If success is not formally defined with collaborative agreement on how it will be measured, evaluation of the project’s outcome will be based on subjective perception. That is extremely dangerous because you will have a hard time pleasing the business user as his/her view of success may evolve and be very different at the end of a project than it was at the beginning.
Do not continue a project if the business area managers will not engage with the BPM team at a level deemed to be necessary for success. This must be spelled out in the project assumptions and failure to engage with the BPM team is a cause for a project to be put on “hold status” that does not penalize the project team or project schedule. The business area managers will be the ultimate decision makers on project success or failure and they must be engaged at appropriate times and at appropriate levels.
When scope changes in the middle of a project, it is vital to re-estimate the impact on the timeline and project costs.
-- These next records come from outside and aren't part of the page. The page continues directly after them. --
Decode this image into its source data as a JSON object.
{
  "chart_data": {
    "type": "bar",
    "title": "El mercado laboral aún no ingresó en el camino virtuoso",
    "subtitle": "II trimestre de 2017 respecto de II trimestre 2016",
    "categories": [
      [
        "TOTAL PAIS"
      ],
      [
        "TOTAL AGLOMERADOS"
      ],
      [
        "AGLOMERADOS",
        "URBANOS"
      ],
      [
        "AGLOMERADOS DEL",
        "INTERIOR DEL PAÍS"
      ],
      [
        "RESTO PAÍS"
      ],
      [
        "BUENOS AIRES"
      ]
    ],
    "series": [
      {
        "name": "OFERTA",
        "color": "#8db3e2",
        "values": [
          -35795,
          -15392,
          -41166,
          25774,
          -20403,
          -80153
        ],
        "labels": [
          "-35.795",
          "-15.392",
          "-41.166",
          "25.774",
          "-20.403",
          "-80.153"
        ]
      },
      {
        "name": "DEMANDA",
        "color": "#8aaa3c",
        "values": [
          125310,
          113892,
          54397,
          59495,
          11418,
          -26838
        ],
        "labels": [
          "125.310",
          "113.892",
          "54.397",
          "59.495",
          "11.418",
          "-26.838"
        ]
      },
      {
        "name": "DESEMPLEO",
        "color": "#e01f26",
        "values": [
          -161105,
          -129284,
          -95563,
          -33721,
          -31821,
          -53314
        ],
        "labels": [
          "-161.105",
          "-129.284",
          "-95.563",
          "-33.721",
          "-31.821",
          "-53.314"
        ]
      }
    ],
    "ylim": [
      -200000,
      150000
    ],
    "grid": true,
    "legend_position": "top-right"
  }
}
If your project has interdependencies with other projects it is important to meet with your business sponsor to reset expectations and obtain agreement as to the impact the changes will have on the original project.
When attempting to move from small process improvements to larger initiatives that have a significant impact and are transformational in nature, you must demonstrate that your team not only can deliver BPM capabilities but also has the ability to manage large and complex initiatives while mitigating risk to the ongoing operation. Leaders often become anxious when large scale change is to be done to their operations; they need reassurances that you have their back and can deliver on expectations.